Para mim o Inconsciente Coletivo sempre foi uma outra coisa, é simplesmente um ideal inatingível: todo mundo agindo inconscientemente como se estivesse em pleno carnaval, sem dar a mínima para o imposto de renda ou o câncer e levando a vida no flauteado, como Pã na floresta, no tempo em que havia florestas. O executivo com a sua pasta seria um maluco nesse mundo visto de cabeça para baixo, como já o é mesmo visto de cabeça para cima – e os relógios andariam da direita para a esquerda só para chatear, sem outro objetivo que o de chatear; quem quisesse saber das horas que fosse perguntar ao bispo. Freud não entraria na jogada, nem ele nem nenhum criador de sistema nenhum; já o sujeito pensar num sistema mostra que é um sistemático (o que não quer dizer que quem pensa em asma seja forçosamente um asmático) e deve-se sempre fugir de qualquer tipo de sistema, sobretudo deste de querer fugir de qualquer sistema.
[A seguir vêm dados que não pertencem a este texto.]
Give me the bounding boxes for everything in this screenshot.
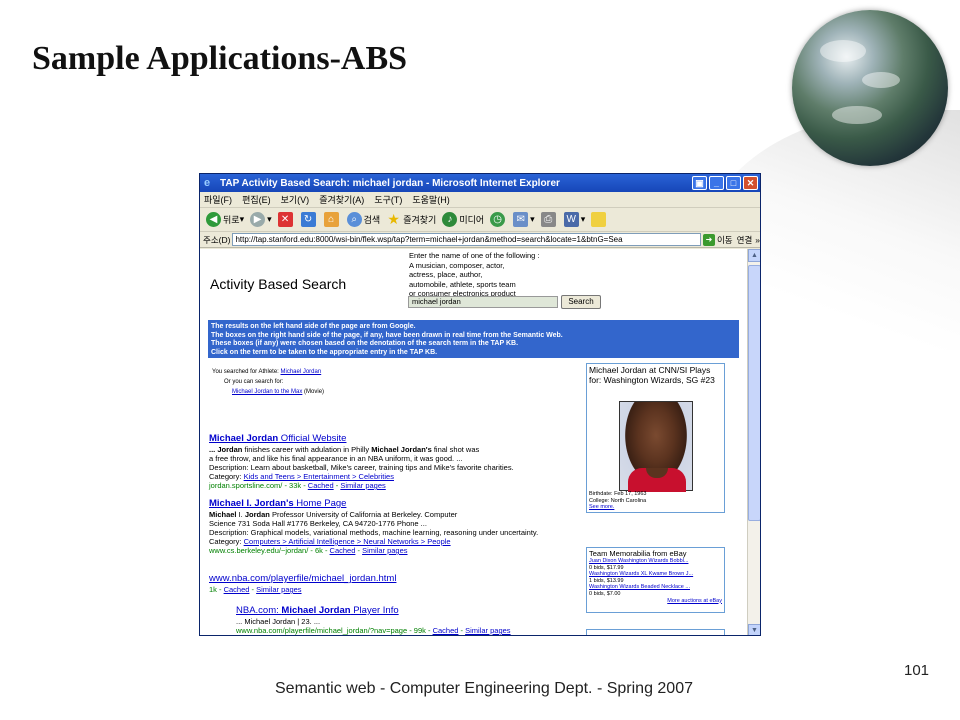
menu-favorites[interactable]: 즐겨찾기(A) — [319, 193, 364, 206]
history-icon: ◷ — [490, 212, 506, 227]
player-photo — [619, 401, 693, 492]
edit-button[interactable]: W ▾ — [563, 212, 585, 227]
search-instructions: Enter the name of one of the following :… — [409, 251, 540, 298]
stop-icon: ✕ — [277, 212, 293, 227]
folder-icon — [591, 212, 607, 227]
page-heading: Activity Based Search — [210, 276, 347, 292]
maximize-button[interactable]: □ — [726, 176, 741, 190]
stop-button[interactable]: ✕ — [277, 212, 295, 227]
chevron-right-icon[interactable]: » — [755, 235, 760, 245]
player-box-title: Michael Jordan at CNN/SI Plays for: Wash… — [589, 365, 715, 385]
search-button[interactable]: Search — [561, 295, 601, 309]
ebay-box-title: Team Memorabilia from eBay — [589, 549, 687, 558]
forward-arrow-icon: ▶ — [250, 212, 266, 227]
ebay-item-link[interactable]: Juan Dixon Washington Wizards Bobbl... — [589, 558, 722, 565]
history-button[interactable]: ◷ — [490, 212, 507, 227]
close-button[interactable]: ✕ — [743, 176, 758, 190]
result-2: Michael I. Jordan's Home Page Michael I.… — [209, 498, 581, 555]
home-icon: ⌂ — [323, 212, 339, 227]
athlete-link[interactable]: Michael Jordan — [281, 369, 322, 375]
menu-file[interactable]: 파일(F) — [204, 193, 232, 206]
similar-pages-link[interactable]: Similar pages — [256, 585, 301, 594]
cached-link[interactable]: Cached — [308, 481, 334, 490]
cached-link[interactable]: Cached — [433, 626, 459, 635]
minimize-button[interactable]: _ — [709, 176, 724, 190]
mail-icon: ✉ — [513, 212, 529, 227]
word-icon: W — [563, 212, 579, 227]
go-arrow-icon: ➜ — [702, 233, 715, 246]
vertical-scrollbar[interactable]: ▲ ▼ — [747, 249, 760, 635]
player-details: Birthdate: Feb 17, 1963 College: North C… — [589, 491, 647, 511]
scroll-down-icon[interactable]: ▼ — [748, 624, 760, 635]
more-auctions-link[interactable]: More auctions at eBay — [589, 598, 722, 605]
home-button[interactable]: ⌂ — [323, 212, 341, 227]
back-arrow-icon: ◀ — [206, 212, 221, 227]
globe-image — [792, 10, 948, 166]
toolbar: ◀ 뒤로 ▾ ▶ ▾ ✕ ↻ ⌂ ⌕ 검색 ★ 즐겨찾기 ♪ 미디어 ◷ ✉ ▾ ⎙ W… — [200, 208, 760, 232]
see-more-link[interactable]: See more. — [589, 504, 646, 511]
browser-window: e TAP Activity Based Search: michael jor… — [199, 173, 761, 636]
ebay-item-link[interactable]: Washington Wizards XL Kwame Brown J... — [589, 571, 722, 578]
media-button[interactable]: ♪ 미디어 — [442, 212, 484, 227]
result-title-link[interactable]: www.nba.com/playerfile/michael_jordan.ht… — [209, 573, 581, 585]
similar-pages-link[interactable]: Similar pages — [340, 481, 385, 490]
menu-tools[interactable]: 도구(T) — [374, 193, 402, 206]
menu-help[interactable]: 도움말(H) — [412, 193, 449, 206]
page-number: 101 — [904, 662, 930, 679]
ebay-item-bids: 0 bids, $17.99 — [589, 564, 624, 571]
scroll-up-icon[interactable]: ▲ — [748, 249, 760, 262]
refresh-button[interactable]: ↻ — [300, 212, 318, 227]
result-title-link[interactable]: Michael I. Jordan's Home Page — [209, 498, 581, 510]
ebay-item-link[interactable]: Washington Wizards Beaded Necklace ... — [589, 584, 722, 591]
refresh-icon: ↻ — [300, 212, 316, 227]
cached-link[interactable]: Cached — [330, 546, 356, 555]
window-titlebar: e TAP Activity Based Search: michael jor… — [200, 174, 760, 192]
search-icon: ⌕ — [346, 212, 362, 227]
ie-icon: e — [204, 177, 211, 189]
menu-edit[interactable]: 편집(E) — [242, 193, 271, 206]
result-4: NBA.com: Michael Jordan Player Info ... … — [236, 605, 581, 635]
menu-view[interactable]: 보기(V) — [281, 193, 310, 206]
similar-pages-link[interactable]: Similar pages — [465, 626, 510, 635]
partial-box — [586, 629, 725, 635]
result-title-link[interactable]: NBA.com: Michael Jordan Player Info — [236, 605, 581, 617]
forward-button[interactable]: ▶ ▾ — [250, 212, 272, 227]
cached-link[interactable]: Cached — [224, 585, 250, 594]
result-1: Michael Jordan Official Website ... Jord… — [209, 433, 581, 490]
movie-link[interactable]: Michael Jordan to the Max — [232, 389, 302, 395]
you-searched: You searched for Athlete: Michael Jordan… — [212, 369, 325, 395]
info-banner: The results on the left hand side of the… — [208, 320, 739, 358]
page-viewport: Activity Based Search Enter the name of … — [200, 249, 747, 635]
search-button-toolbar[interactable]: ⌕ 검색 — [346, 212, 380, 227]
search-input[interactable]: michael jordan — [408, 296, 558, 308]
menu-bar: 파일(F) 편집(E) 보기(V) 즐겨찾기(A) 도구(T) 도움말(H) — [200, 192, 760, 208]
similar-pages-link[interactable]: Similar pages — [362, 546, 407, 555]
back-button[interactable]: ◀ 뒤로 ▾ — [206, 212, 244, 227]
ebay-item-bids: 0 bids, $7.00 — [589, 590, 621, 597]
category-link[interactable]: Kids and Teens > Entertainment > Celebri… — [244, 472, 394, 481]
favorites-button[interactable]: ★ 즐겨찾기 — [386, 212, 436, 227]
media-icon: ♪ — [442, 212, 458, 227]
print-button[interactable]: ⎙ — [540, 212, 558, 227]
address-input[interactable]: http://tap.stanford.edu:8000/wsi-bin/fle… — [232, 233, 701, 246]
restore-icon[interactable]: ▣ — [692, 176, 707, 190]
slide-footer: Semantic web - Computer Engineering Dept… — [275, 680, 693, 697]
category-link[interactable]: Computers > Artificial Intelligence > Ne… — [244, 537, 451, 546]
result-title-link[interactable]: Michael Jordan Official Website — [209, 433, 581, 445]
result-3: www.nba.com/playerfile/michael_jordan.ht… — [209, 573, 581, 594]
address-bar: 주소(D) http://tap.stanford.edu:8000/wsi-b… — [200, 232, 760, 248]
star-icon: ★ — [387, 211, 400, 227]
slide-title: Sample Applications-ABS — [32, 40, 408, 77]
ebay-item-bids: 1 bids, $13.99 — [589, 577, 624, 584]
print-icon: ⎙ — [540, 212, 556, 227]
go-button[interactable]: ➜ 이동 — [702, 233, 733, 246]
ebay-box: Team Memorabilia from eBay Juan Dixon Wa… — [586, 547, 725, 613]
player-info-box: Michael Jordan at CNN/SI Plays for: Wash… — [586, 363, 725, 513]
address-label: 주소(D) — [203, 234, 231, 245]
mail-button[interactable]: ✉ ▾ — [513, 212, 535, 227]
folder-button[interactable] — [591, 212, 608, 227]
scroll-thumb[interactable] — [748, 265, 760, 521]
window-title: TAP Activity Based Search: michael jorda… — [220, 177, 560, 189]
links-label[interactable]: 연결 — [737, 234, 753, 246]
A deusa Razão inventada pela Revolução Francesa deu no que deu – e o negócio é apelar para a não-Razão, que pelo menos nos hospícios tem dado ótimos resultados e só de Jesus já deu mais de cem mil. (É verdade que também tem dado Napoleões Bonapartes, mas não se pode exigir nada perfeito neste mundo.) Só é doido quem não é, li outro dia no jornal, e o autor da frase só podia estar maluquinho da silva, que nunca vi frase tão sábia em toda a minha vida. Deve estar em alguma camisa-de-força a esta hora, a qual só lhe pode dar ainda mais força. SÓ É DOIDO QUEM NÃO É: meu Deus, fazei com que eu acredite piamente nesta verdade de cristal, e dai-me sobretudo forças para segui-la à risca, pelo menos até a morte.

Mas o inconsciente coletivo é uma utopia, como tudo que é coletivo, gregário, grupal, feito pela ou para a multidão, pois até prova em contrário não somos abelhas ou térmitas, infelizmente para nós, é bom que se acrescente. Estou falando do inconsciente coletivo tal como o entendo e disse acima, por sinal que da maneira mais lógica e consciente possível, o que já demonstra a sua utopia. Louco se é sozinho, e mesmo numa casa de loucos cada um está sozinho no seu canto com a sua loucura: It is impossible that tiger mate, já dizia o poeta, e a verdade é que os tigres não costumam mesmo andar juntos. Nem os tigres nem os sábios, acrescento eu: até hoje ninguém ouviu falar de invenção nenhuma feita por um agrupamento ou uma multidão de pessoas, só se descobre em grupo ou em multidão aquilo que é óbvio. E às vezes nem mesmo o óbvio. A vida é a sós – e, o que é pior, também a morte.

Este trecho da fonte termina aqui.